Aliando discrição, simplicidade e traços de nobreza, ao nascer ela
já conseguira o que parecia impensável: a unanimidade sobre sua beleza e suas
formas perfeitas, suas graciosas curvas e sua postura real, responsáveis por
sua caracterização como uma “gracinha”, autêntica “jóia”, detentora de um
charme indescritível, um verdadeiro presente dos deuses.
Embevecidos e orgulhosos, os cratenses sentíamos imensa satisfação
em mostrá-la aos que aqui aportavam, em visitá-la periodicamente ou, simplesmente,
em transitar à sua frente ou arredores, admirando-a e inflando o nosso ego com
o que as pessoas dela comentavam; e, se distantes nos encontrávamos do torrão
natal por algum motivo, não cansávamos de citá-la em conversas informais, ou mesmo
recomendá-la aos que pretendiam visitar a cidade do Crato.
E assim sua fama cresceu, atravessou fronteira, espraiou-se rincões
afora. O astral era tamanho e a curiosidade tanta, que todos nutriam o desejo
interior de algum dia conhecê-la, mesmo que por um fugidio e único momento, para
simplesmente comprovar tudo o que dela diziam. E, vindo, e vendo-a, saiam
satisfeitos, radiantes, solidários, a difundi-la por outras plagas.
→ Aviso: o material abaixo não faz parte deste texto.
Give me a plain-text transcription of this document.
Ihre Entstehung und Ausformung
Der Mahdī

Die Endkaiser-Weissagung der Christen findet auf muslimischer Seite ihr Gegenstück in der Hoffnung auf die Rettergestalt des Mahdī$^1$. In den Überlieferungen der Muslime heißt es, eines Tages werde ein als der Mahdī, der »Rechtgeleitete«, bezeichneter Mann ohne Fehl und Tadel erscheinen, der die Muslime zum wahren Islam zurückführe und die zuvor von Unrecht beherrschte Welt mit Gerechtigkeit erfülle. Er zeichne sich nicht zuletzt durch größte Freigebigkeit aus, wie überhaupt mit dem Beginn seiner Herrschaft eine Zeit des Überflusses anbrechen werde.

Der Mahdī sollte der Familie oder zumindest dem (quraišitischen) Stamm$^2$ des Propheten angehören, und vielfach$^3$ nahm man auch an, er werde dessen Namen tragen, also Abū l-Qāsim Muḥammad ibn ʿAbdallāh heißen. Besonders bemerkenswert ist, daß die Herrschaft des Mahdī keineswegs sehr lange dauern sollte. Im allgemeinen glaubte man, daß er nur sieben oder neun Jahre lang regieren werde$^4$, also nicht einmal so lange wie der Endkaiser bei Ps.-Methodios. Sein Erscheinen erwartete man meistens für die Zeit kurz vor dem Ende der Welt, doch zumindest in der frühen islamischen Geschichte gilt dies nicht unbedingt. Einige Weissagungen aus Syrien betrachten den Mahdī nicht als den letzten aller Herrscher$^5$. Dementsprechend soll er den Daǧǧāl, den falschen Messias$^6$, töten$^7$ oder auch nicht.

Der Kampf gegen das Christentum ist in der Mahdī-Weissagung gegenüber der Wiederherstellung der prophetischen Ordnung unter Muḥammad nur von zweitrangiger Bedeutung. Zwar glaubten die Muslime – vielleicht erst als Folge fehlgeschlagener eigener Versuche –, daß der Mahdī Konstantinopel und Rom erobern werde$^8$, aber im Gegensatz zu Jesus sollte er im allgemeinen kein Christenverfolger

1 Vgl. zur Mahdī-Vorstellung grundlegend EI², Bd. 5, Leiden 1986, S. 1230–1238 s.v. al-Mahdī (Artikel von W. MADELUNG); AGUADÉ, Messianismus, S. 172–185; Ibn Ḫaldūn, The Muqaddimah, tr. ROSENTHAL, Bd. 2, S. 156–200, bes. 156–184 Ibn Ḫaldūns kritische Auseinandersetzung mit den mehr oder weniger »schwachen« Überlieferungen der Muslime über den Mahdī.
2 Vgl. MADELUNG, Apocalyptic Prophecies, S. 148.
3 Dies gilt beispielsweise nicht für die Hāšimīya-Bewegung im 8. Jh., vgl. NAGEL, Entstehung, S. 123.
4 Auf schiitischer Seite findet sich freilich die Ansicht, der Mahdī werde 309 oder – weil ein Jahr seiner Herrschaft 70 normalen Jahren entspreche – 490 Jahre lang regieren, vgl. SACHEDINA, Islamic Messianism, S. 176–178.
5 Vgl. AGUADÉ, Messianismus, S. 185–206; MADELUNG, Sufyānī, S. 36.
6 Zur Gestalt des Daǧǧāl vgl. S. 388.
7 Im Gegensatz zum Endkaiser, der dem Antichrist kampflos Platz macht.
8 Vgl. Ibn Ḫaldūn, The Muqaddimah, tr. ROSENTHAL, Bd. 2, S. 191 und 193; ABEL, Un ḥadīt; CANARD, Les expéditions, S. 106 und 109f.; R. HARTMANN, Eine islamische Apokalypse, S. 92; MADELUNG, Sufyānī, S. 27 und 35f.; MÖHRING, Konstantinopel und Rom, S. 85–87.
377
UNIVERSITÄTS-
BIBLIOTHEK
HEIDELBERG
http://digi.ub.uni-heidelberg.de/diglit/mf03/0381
Era,
realmente, de uma beleza ímpar, diferente... avançada para os padrões da época.
Com o passar do tempo, entretanto, dada à inexorabilidade do ciclo
normal da natureza, naturalmente a jovem cresceu, adolesceu, virou adulta,
transmutou-se e viu processar-se o arrefecimento de ânimo, o rareamento das manifestações
de simpatia; a chegada da rotina, enfim, acabou com o seu encanto e tornou-a
“normal”; além do que, por falta de carinho, cuidados e incentivos, seu aspecto
físico compreensivelmente decaiu a olhos vistos, enquanto outras beldades, turbinadas
por energéticos e vitaminas que a ela passaram a ser negadas, apareceram ao
longo do caminho, tomando-lhe o lugar e adeptos, deixando-a no ostracismo e na
saudade.
Os que deveriam zelar e dela cuidar, simplesmente a abandonaram
criminosamente, deixando-a por muito tempo ao relento, exposta ao sol, chuvas e
trovoadas, enquanto seu habitat natural foi indiscriminadamente invadido e ocupado
por companhias nada recomendáveis, sufocando-a sem dó nem piedade.
Hoje, sua imagem é de dá pena e dó e dela até temos vergonha: isolada, acanhada, decadente, sitiada,
decrépita, evitada pelos antigos admiradores e também pelas novas gerações,
abandonada pelo poder público, ela é o retrato mais que preciso, emblemático e
pujante daquilo em que transformaram o Crato ao longo desses 40 anos: uma cidade
semi-fantasma, sem perspectivas, sem futuro, sem nada, e a reboque de migalhas
governamentais.
Quem te viu e quem te vê, Rodoviária do Crato !!!